SNHG17 facilitates C4-2 tumor growth via β-catenin. (A) RT-qPCR and (B-a) western blot analysis revealed that β-catenin mRNA and protein expression level was decreased in the SNHG17-KD cells, respectively (n=3). (B-b) Densitometry analysis of β-catenin (normalized to β-tubulin using ImageJ software). (C) Immunofluorescence staining of β-catenin and (D) immunocytochemical staining of TCF1 in the control or SNHG17-KD tumor cells. (E) TCF reporter assay in the control or SNHG17-KD cells, treated with/without LiCl (5 mM) for 24 h (n=3). RT-qPCR was performed to determine the mRNA expression level of (F) different genes in the control or SNHG17-KD tumor cells and (G) SNHG17 in cells transfected with pcDNA-SNHG17 vector (n=3).
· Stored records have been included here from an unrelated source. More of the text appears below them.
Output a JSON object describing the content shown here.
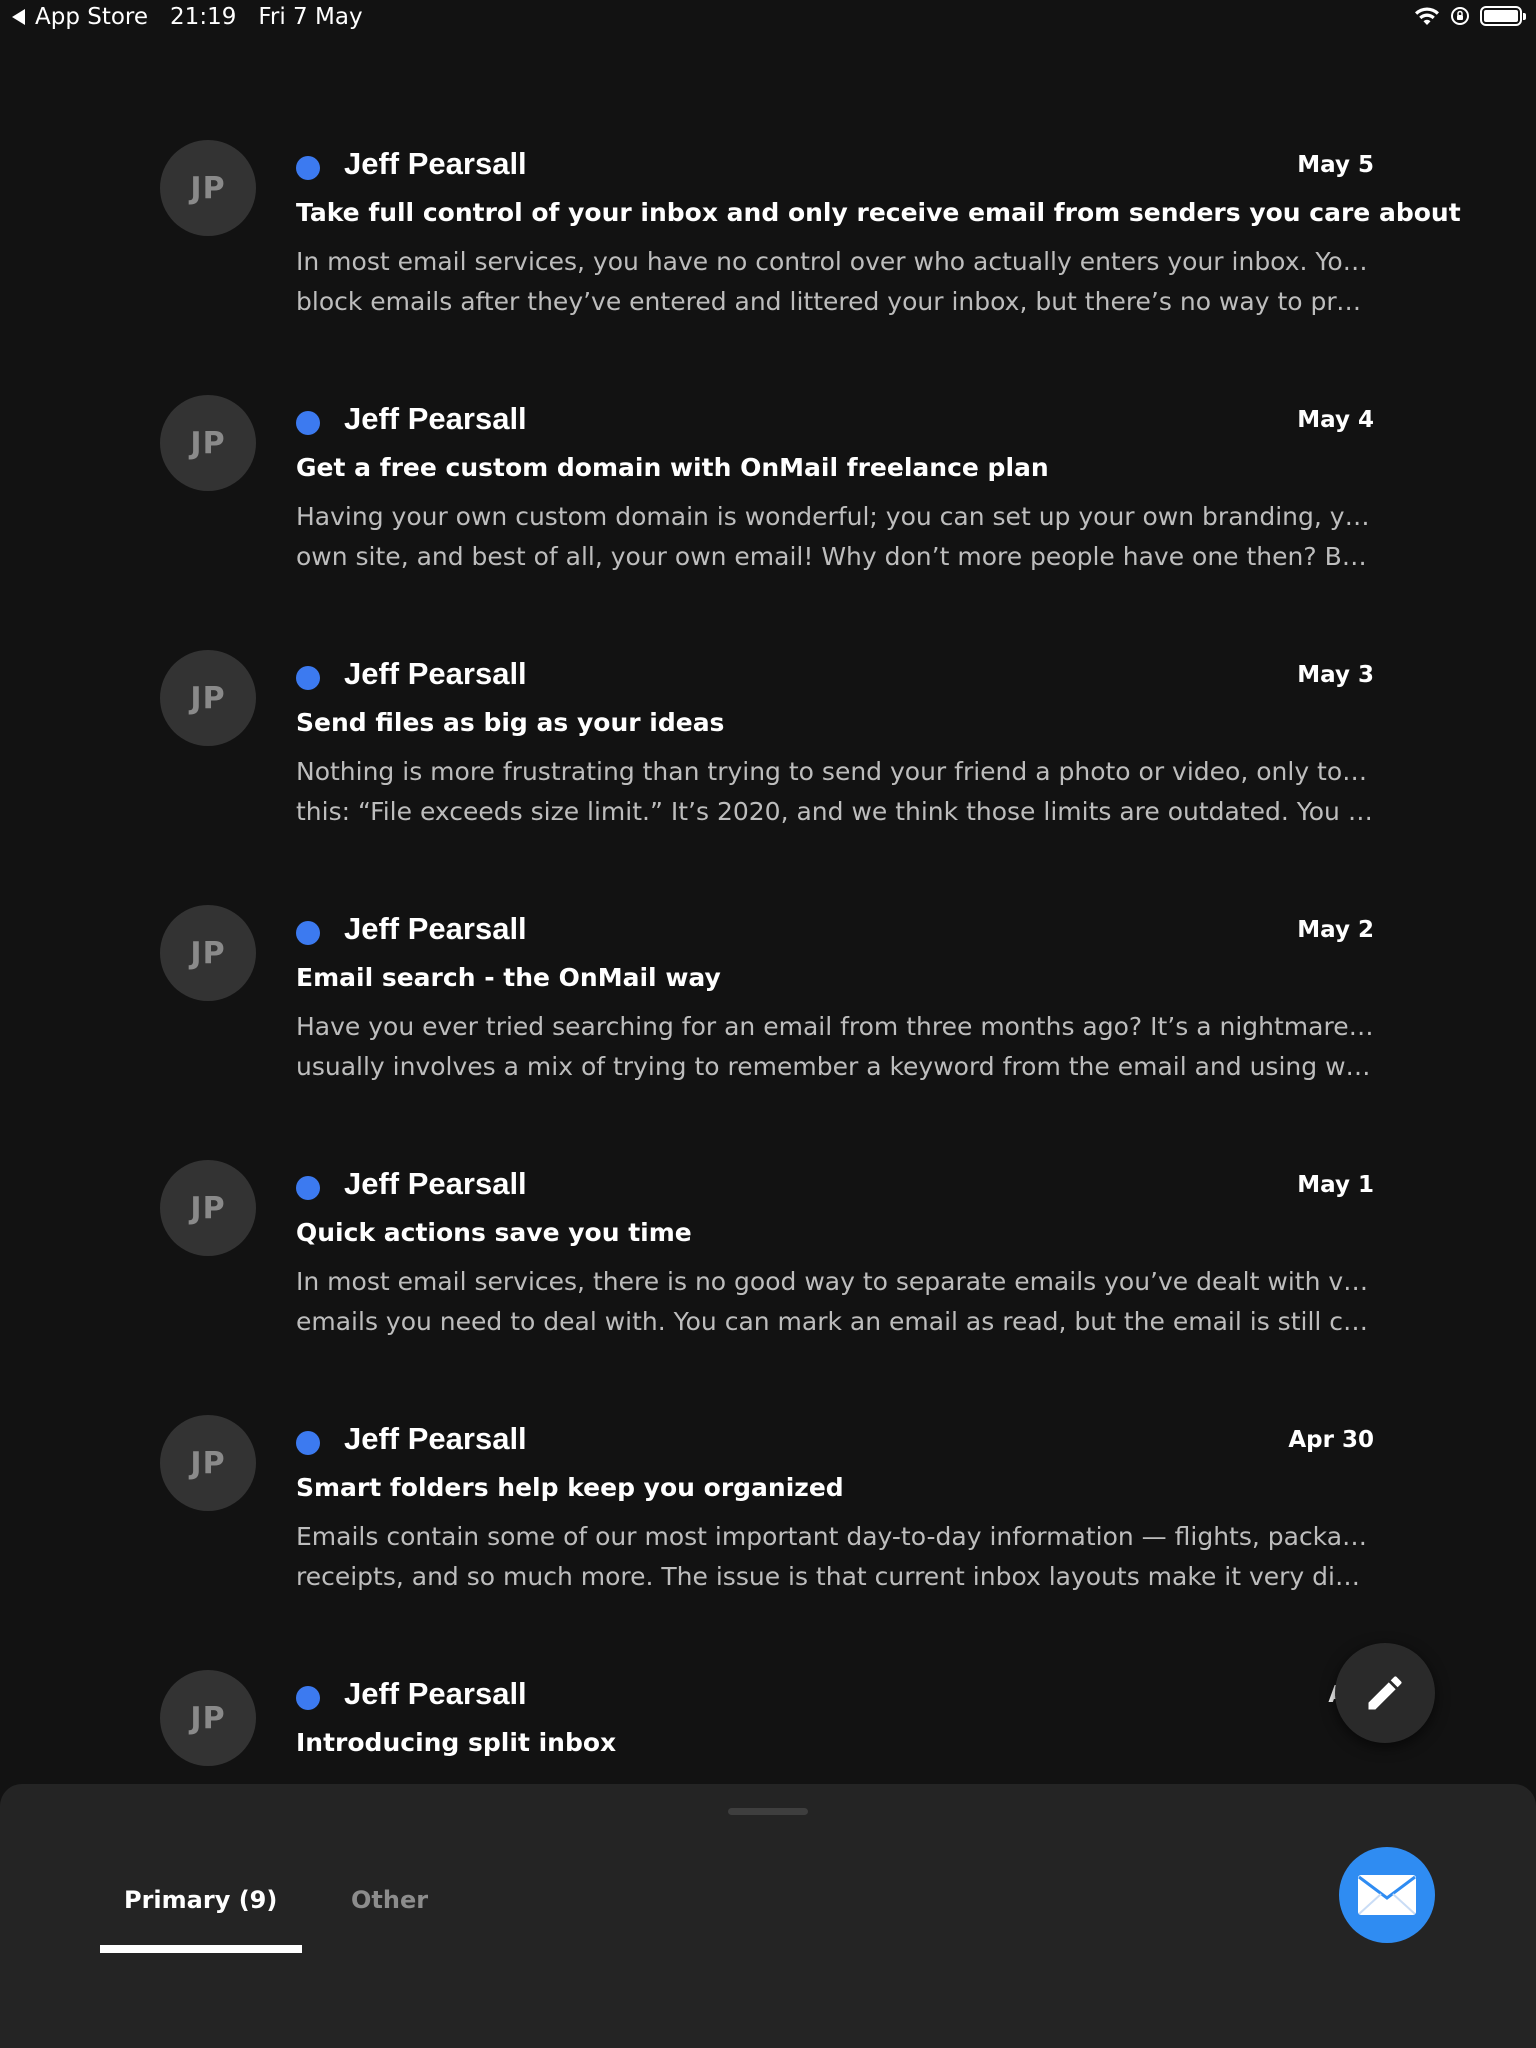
{
  "status_bar": {
    "back_label": "App Store",
    "time": "21:19",
    "date": "Fri 7 May",
    "battery_level": 1.0
  },
  "emails": [
    {
      "avatar_initials": "JP",
      "sender": "Jeff Pearsall",
      "date": "May 5",
      "subject": "Take full control of your inbox and only receive email from senders you care about",
      "preview_line1": "In most email services, you have no control over who actually enters your inbox. You can",
      "preview_line2": "block emails after they’ve entered and littered your inbox, but there’s no way to proacti...",
      "unread": true
    },
    {
      "avatar_initials": "JP",
      "sender": "Jeff Pearsall",
      "date": "May 4",
      "subject": "Get a free custom domain with OnMail freelance plan",
      "preview_line1": "Having your own custom domain is wonderful; you can set up your own branding, your",
      "preview_line2": "own site, and best of all, your own email! Why don’t more people have one then? Becau...",
      "unread": true
    },
    {
      "avatar_initials": "JP",
      "sender": "Jeff Pearsall",
      "date": "May 3",
      "subject": "Send files as big as your ideas",
      "preview_line1": "Nothing is more frustrating than trying to send your friend a photo or video, only to see",
      "preview_line2": "this: “File exceeds size limit.” It’s 2020, and we think those limits are outdated. You can...",
      "unread": true
    },
    {
      "avatar_initials": "JP",
      "sender": "Jeff Pearsall",
      "date": "May 2",
      "subject": "Email search - the OnMail way",
      "preview_line1": "Have you ever tried searching for an email from three months ago? It’s a nightmare, and",
      "preview_line2": "usually involves a mix of trying to remember a keyword from the email and using weird...",
      "unread": true
    },
    {
      "avatar_initials": "JP",
      "sender": "Jeff Pearsall",
      "date": "May 1",
      "subject": "Quick actions save you time",
      "preview_line1": "In most email services, there is no good way to separate emails you’ve dealt with versus",
      "preview_line2": "emails you need to deal with. You can mark an email as read, but the email is still clutter...",
      "unread": true
    },
    {
      "avatar_initials": "JP",
      "sender": "Jeff Pearsall",
      "date": "Apr 30",
      "subject": "Smart folders help keep you organized",
      "preview_line1": "Emails contain some of our most important day-to-day information — flights, packages,",
      "preview_line2": "receipts, and so much more. The issue is that current inbox layouts make it very difficul...",
      "unread": true
    },
    {
      "avatar_initials": "JP",
      "sender": "Jeff Pearsall",
      "date": "Apr",
      "subject": "Introducing split inbox",
      "preview_line1": "",
      "preview_line2": "",
      "unread": true
    }
  ],
  "tabs": {
    "primary": "Primary (9)",
    "other": "Other"
  },
  "colors": {
    "background": "#121212",
    "sheet": "#242424",
    "unread_dot": "#3c7af0",
    "mail_fab": "#2f8cf2"
  },
  "icons": {
    "compose": "pencil-icon",
    "mail": "envelope-icon",
    "wifi": "wifi-icon",
    "rotation_lock": "rotation-lock-icon",
    "battery": "battery-icon",
    "back": "back-arrow-icon"
  }
}
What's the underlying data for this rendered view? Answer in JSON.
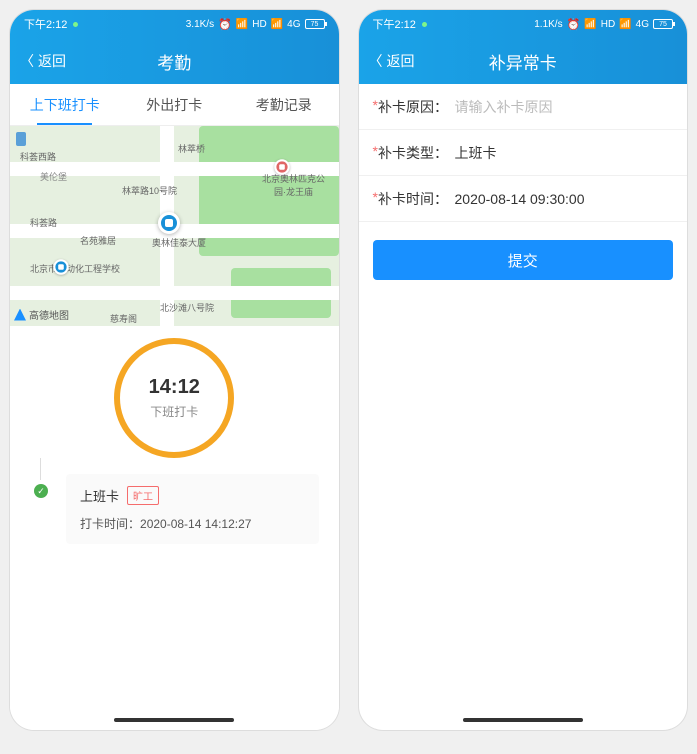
{
  "status": {
    "time": "下午2:12",
    "net_speed": "3.1K/s",
    "net_speed_r": "1.1K/s",
    "hd": "HD",
    "sig": "4G",
    "battery": "75"
  },
  "left": {
    "back": "返回",
    "title": "考勤",
    "tabs": [
      "上下班打卡",
      "外出打卡",
      "考勤记录"
    ],
    "map_labels": {
      "a": "科荟西路",
      "b": "美伦堡",
      "c": "科荟路",
      "d": "名苑雅居",
      "e": "北京市自动化工程学校",
      "f": "林萃桥",
      "g": "林萃路10号院",
      "h": "奥林佳泰大厦",
      "i": "北沙滩八号院",
      "j": "慈寿阁",
      "k": "北京奥林匹克公园·龙王庙",
      "attr": "高德地图"
    },
    "clock": {
      "time": "14:12",
      "label": "下班打卡"
    },
    "record": {
      "title": "上班卡",
      "badge": "旷工",
      "time_label": "打卡时间：",
      "time_value": "2020-08-14 14:12:27"
    }
  },
  "right": {
    "back": "返回",
    "title": "补异常卡",
    "rows": {
      "reason_label": "补卡原因：",
      "reason_placeholder": "请输入补卡原因",
      "type_label": "补卡类型：",
      "type_value": "上班卡",
      "time_label": "补卡时间：",
      "time_value": "2020-08-14 09:30:00"
    },
    "submit": "提交"
  }
}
MTT assay was used to determine cell proliferation in the (H-a) control, SNHG17-overexpressing and control cells treated with ICG001 (10 µM) and (H-b) in SNHG17-overexpressing cells treated with/without ICG001 (n=4). (I) Caspase 3 activity assay was measured in the control or SNHG17-KD cells, treated with/without ICG001 (10 µM) for 48 h (n=3). (J) RT-qPCR was used to measure the mRNA expression level of β-catenin in the tumor samples (n=3). Immunohistochemistry staining of (K) β-catenin and (L) TCF1 in the tumor samples. For C: Scale bar, 50 µm; For D, K and L: Scale bar, 100 µm. The data are presented as the mean ± SD. *P<0.05, **P<0.01. RT-qPCR, reverse transcription-quantitative PCR; KD, knockdown; OD, optical density.